Bir OHAL uygulaması olan KHK’yle getirilen bir yöntemle savcılığın itirazı üzerine tutuklama kararı çıkarılmış. Bu uygulama mahkeme heyetinin oybirliğiyle verdiği kararı bir tek savcının ortadan kaldırması anlamına geliyor, üstelik yeni bir delil ve gelişme olmaksızın. Bu karar kamuoyunun gündeminde olan bir dosyada ilk kez uygulandı. Demokratik olmayan bu uygulama rutin hale geldi şimdi. Böylece süreç emniyetin ve savcılığın kararları çerçevesinde yürütülmüş oluyor. O gün için İstanbul Barosu’nda bir kutlama yapılacaktı. Arkadaşlarımızı aldık, hazırlandık ve yola çıktık. Daha yoldayken savcılığın itirazını öğrendik. Hemen hemen aynı anda da tahliye kararı veren mahkeme heyetinin tutuklama kararı çıkardığını gördük. Bu, yürürlükten kaldırılmış bir usûl: Kişiye söz hakkı vermeden tutuklama kararı çıkarmak! Meslektaşlarımız İstanbul Barosu önünde gözaltına alındı. Cumartesi yaşandı bunlar, pazar günü adliyeye çıkartıldılar. Cuma karar verildi, cumartesi serbest bırakıldılar ve aynı gün gözaltına alındılar, pazar günü de nöbetçi heyetin karşısına çıkarıldılar. 37. Ağır Ceza heyeti yoktu, müvekkillerimizi 29. Ağır Ceza heyeti karşıladı.

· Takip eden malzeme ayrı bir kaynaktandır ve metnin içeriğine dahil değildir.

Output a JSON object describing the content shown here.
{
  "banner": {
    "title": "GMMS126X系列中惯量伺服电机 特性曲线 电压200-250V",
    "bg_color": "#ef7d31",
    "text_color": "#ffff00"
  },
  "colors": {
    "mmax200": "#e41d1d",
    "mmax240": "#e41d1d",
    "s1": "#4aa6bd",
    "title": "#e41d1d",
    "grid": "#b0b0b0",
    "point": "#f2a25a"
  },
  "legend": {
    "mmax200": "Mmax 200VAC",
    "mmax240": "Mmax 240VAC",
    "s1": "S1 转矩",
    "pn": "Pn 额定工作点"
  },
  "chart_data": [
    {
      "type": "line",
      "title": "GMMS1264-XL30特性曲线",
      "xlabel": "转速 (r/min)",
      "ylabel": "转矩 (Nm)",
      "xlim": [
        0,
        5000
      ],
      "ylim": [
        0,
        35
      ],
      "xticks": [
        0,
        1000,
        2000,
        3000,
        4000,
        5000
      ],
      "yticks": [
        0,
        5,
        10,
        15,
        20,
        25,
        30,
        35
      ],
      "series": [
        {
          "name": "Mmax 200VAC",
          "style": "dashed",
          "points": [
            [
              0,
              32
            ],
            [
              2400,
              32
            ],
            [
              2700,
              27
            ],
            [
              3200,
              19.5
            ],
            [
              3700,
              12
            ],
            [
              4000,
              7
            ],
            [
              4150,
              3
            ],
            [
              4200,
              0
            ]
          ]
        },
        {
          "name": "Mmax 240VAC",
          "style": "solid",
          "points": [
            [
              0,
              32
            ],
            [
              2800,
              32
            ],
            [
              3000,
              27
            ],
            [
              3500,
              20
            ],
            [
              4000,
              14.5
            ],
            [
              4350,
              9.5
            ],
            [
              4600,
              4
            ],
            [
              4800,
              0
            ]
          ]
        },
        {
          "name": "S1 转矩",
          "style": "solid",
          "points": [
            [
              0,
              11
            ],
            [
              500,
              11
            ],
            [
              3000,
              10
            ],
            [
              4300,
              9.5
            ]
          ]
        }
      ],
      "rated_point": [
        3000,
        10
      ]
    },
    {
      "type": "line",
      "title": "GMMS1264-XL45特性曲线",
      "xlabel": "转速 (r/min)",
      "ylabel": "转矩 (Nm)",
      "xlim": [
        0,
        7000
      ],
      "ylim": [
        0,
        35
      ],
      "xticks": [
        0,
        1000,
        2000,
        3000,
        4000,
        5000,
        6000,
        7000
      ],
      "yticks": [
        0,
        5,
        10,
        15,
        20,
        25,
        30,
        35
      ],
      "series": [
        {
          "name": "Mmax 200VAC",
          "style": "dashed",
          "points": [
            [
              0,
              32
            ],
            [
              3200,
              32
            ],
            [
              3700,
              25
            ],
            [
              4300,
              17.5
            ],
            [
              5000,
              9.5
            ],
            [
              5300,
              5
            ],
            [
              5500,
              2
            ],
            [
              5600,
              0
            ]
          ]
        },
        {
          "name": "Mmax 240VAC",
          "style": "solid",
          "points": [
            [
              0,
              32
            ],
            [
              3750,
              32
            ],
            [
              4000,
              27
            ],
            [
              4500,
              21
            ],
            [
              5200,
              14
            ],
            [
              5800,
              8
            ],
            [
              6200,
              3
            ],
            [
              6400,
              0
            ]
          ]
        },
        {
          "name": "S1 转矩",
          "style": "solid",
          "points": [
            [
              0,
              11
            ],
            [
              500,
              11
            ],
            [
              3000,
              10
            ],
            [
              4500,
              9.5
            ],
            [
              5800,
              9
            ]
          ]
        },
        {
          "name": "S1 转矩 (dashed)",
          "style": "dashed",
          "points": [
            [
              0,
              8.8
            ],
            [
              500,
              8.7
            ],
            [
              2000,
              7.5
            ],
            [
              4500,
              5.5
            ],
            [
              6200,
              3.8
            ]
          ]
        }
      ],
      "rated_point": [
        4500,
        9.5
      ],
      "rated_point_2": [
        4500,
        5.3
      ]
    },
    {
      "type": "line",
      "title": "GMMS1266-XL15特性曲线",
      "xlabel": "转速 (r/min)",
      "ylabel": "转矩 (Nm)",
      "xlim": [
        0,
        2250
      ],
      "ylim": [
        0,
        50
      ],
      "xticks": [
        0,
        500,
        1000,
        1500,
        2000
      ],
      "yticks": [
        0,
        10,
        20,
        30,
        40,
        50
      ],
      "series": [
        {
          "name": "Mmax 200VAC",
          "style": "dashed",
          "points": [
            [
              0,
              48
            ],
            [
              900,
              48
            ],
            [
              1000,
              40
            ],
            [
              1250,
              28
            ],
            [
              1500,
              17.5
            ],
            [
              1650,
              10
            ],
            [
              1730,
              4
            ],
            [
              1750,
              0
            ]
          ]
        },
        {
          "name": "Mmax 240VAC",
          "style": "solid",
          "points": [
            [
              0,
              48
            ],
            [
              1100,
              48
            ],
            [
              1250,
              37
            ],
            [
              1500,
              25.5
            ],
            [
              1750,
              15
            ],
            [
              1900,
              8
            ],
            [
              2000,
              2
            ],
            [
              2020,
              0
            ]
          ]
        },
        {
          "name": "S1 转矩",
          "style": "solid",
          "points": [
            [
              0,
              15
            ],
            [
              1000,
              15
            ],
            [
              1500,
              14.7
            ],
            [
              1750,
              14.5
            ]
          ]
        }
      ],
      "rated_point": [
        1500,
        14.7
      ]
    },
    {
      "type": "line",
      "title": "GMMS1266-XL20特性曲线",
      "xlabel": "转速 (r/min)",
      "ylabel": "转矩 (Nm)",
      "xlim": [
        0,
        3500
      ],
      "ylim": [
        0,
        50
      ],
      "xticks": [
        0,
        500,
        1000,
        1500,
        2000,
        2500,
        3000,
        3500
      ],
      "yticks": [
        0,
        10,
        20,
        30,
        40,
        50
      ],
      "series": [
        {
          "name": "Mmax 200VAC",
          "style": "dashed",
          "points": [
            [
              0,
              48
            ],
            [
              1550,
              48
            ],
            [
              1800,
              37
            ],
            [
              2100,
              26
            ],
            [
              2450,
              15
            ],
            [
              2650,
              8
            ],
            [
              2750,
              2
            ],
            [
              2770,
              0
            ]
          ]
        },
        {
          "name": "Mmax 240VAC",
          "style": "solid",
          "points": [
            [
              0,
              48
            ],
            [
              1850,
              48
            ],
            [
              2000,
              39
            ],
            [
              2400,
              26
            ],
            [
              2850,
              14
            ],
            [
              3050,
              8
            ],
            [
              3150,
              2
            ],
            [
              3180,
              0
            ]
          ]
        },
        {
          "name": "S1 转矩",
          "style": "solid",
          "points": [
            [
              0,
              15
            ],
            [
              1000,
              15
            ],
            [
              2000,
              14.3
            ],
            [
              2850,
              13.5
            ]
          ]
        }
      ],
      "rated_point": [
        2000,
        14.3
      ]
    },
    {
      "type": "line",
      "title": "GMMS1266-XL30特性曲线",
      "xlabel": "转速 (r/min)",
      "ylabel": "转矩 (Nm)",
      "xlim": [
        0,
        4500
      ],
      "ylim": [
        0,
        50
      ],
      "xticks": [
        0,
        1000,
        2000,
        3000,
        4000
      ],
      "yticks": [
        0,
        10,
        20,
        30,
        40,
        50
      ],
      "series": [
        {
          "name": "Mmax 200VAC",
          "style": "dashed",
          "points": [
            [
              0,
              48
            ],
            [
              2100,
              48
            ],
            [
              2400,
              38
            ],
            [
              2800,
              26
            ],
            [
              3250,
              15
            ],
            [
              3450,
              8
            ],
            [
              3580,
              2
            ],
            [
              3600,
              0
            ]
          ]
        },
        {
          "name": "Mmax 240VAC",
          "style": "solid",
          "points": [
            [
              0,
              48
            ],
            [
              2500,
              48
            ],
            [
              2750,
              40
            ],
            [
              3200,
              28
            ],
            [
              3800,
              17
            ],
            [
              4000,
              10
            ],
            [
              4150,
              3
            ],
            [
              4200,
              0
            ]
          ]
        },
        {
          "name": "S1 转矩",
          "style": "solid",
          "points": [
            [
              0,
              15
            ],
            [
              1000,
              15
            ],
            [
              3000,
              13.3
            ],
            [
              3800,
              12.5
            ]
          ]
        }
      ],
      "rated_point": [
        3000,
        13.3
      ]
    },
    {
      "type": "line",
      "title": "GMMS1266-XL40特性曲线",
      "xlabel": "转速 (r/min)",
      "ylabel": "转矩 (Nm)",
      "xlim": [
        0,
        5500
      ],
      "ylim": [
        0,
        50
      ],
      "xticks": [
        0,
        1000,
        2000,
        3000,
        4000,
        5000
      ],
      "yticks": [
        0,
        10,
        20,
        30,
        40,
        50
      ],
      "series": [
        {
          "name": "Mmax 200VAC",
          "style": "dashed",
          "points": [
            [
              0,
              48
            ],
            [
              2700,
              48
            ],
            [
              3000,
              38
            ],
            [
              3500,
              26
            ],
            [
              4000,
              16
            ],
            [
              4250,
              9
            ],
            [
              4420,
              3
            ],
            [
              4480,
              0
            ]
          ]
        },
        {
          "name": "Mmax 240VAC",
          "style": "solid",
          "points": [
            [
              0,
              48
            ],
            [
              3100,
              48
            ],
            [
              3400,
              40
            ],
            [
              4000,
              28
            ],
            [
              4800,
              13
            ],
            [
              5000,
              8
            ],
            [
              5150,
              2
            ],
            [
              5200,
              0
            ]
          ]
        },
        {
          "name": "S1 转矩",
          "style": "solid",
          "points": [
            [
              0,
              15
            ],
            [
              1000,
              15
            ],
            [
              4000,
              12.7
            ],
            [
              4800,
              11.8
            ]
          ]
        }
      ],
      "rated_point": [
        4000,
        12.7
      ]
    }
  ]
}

14 Eylül 2018 Cuma günü bütün avukatların serbest bırakılmasına karar verildi. Cumartesi serbest bırakıldılar, aynı gün gözaltına alındılar, pazar günü nöbetçi heyetin karşısına çıkarıldılar. İki gün sonra HSK tarafından yayınlanan bir kararnameyle 37. Ağır Ceza Mahkemesi heyetinin hepsi, yani avukatları tahliye eden heyet tenzili rütbeyle dağıtıldı.

29. Ağır Ceza heyetinin onlarca klasörden oluşan dava dosyasına –dosya açıldığında yetmiş klasördü, şimdi yüz küsur klasöre ulaştı– bakabilecek zamanı oldu mu sizce?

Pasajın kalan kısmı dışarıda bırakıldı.